The three ladies were charged with involuntary manslaughter on a criminal count and the indictment was issued about three years after the event. As of right now, the defendants have not pleaded guilty. Investigators claim that on November 28, 2018, Max was restrained inside the school and his face was pressed against the floor for an hour. Two days later, Max died.

The boy had brain damage after being held face-down by two teachers for almost two hours. Investigators claim that Max passed out while being restrained. A teacher at the school performed CPR on him, and he was then brought to UC Davis Medical Center after being recovered.

Attorneys for the school said that de-escalation strategies were occasionally necessary to ensure the safety and security of students, staff, and teachers in statements made a few months after Max’s death. Max allegedly spit on a student, and school officials took him into custody. He vomited and urinated on himself, and when the ambulance took him away from the school, he was unconscious, according to court documents.

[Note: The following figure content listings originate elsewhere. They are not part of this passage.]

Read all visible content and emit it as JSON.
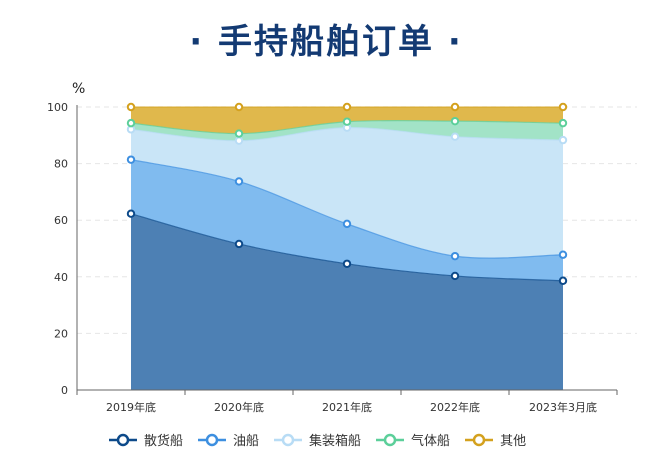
{
  "chart_data": {
    "type": "area",
    "stacked": true,
    "title": "· 手持船舶订单 ·",
    "ylabel": "%",
    "xlabel": "",
    "ylim": [
      0,
      100
    ],
    "yticks": [
      "0",
      "20",
      "40",
      "60",
      "80",
      "100"
    ],
    "categories": [
      "2019年底",
      "2020年底",
      "2021年底",
      "2022年底",
      "2023年3月底"
    ],
    "grid": true,
    "legend_position": "bottom",
    "series": [
      {
        "name": "散货船",
        "values": [
          62.3,
          51.6,
          44.6,
          40.3,
          38.6
        ],
        "line_color": "#0d4a8a",
        "fill_color": "#4d80b4"
      },
      {
        "name": "油船",
        "values": [
          19.1,
          22.1,
          14.1,
          7.0,
          9.2
        ],
        "line_color": "#3d8fe0",
        "fill_color": "#80bbef"
      },
      {
        "name": "集装箱船",
        "values": [
          10.7,
          14.4,
          34.0,
          42.2,
          40.5
        ],
        "line_color": "#b8dcf5",
        "fill_color": "#c9e5f7"
      },
      {
        "name": "气体船",
        "values": [
          2.2,
          2.5,
          2.1,
          5.5,
          6.0
        ],
        "line_color": "#5ccf9a",
        "fill_color": "#a2e3c7"
      },
      {
        "name": "其他",
        "values": [
          5.7,
          9.4,
          5.2,
          5.0,
          5.7
        ],
        "line_color": "#d4a11e",
        "fill_color": "#e0b84c"
      }
    ]
  }
}
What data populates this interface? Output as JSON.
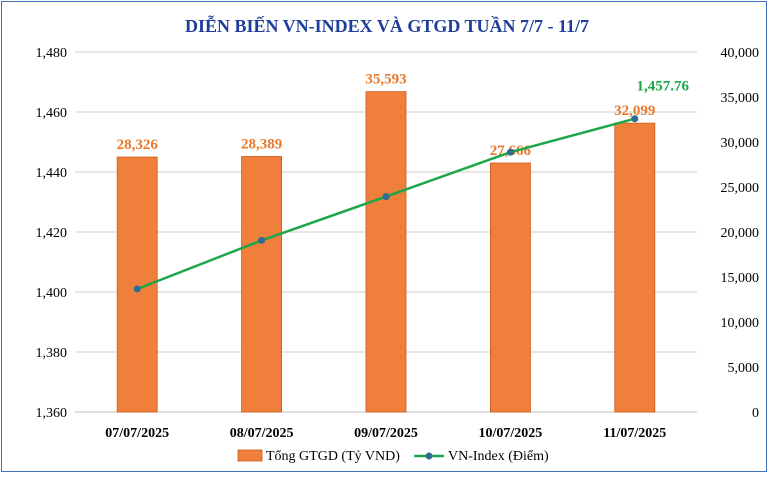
{
  "chart_data": {
    "type": "bar+line",
    "title": "DIỄN BIẾN VN-INDEX VÀ GTGD TUẦN 7/7 - 11/7",
    "categories": [
      "07/07/2025",
      "08/07/2025",
      "09/07/2025",
      "10/07/2025",
      "11/07/2025"
    ],
    "bar_series": {
      "name": "Tổng GTGD (Tỷ VND)",
      "axis": "right",
      "values": [
        28326,
        28389,
        35593,
        27666,
        32099
      ],
      "labels": [
        "28,326",
        "28,389",
        "35,593",
        "27,666",
        "32,099"
      ],
      "color": "#f07f3c"
    },
    "line_series": {
      "name": "VN-Index (Điểm)",
      "axis": "left",
      "values": [
        1401.0,
        1417.2,
        1431.8,
        1446.6,
        1457.76
      ],
      "last_label": "1,457.76",
      "line_color": "#1ea64a",
      "marker_color": "#2f6c8f"
    },
    "y_left": {
      "min": 1360,
      "max": 1480,
      "step": 20,
      "tick_labels": [
        "1,360",
        "1,380",
        "1,400",
        "1,420",
        "1,440",
        "1,460",
        "1,480"
      ]
    },
    "y_right": {
      "min": 0,
      "max": 40000,
      "step": 5000,
      "tick_labels": [
        "0",
        "5,000",
        "10,000",
        "15,000",
        "20,000",
        "25,000",
        "30,000",
        "35,000",
        "40,000"
      ]
    },
    "grid": true,
    "legend_position": "bottom"
  }
}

A privately owned, publicly funded school with a focus on offering educational services to kids whose needs couldn’t be met in a public school setting was called Guiding Hands School, Inc. A week or so after Max’s passing, the Guiding Hands School, Inc. certification was stopped by the California Department of Education, and the institution subsequently closed.

Nearly 25 years have passed since the institution first opened. Today, a new school has begun operations in the same location. In their legal lawsuit, the family said that staff members failed to make any attempts to ensure that Max was released from the hold or to inquire about his health. Before the paramedics arrived at the school, he passed out 25 minutes earlier.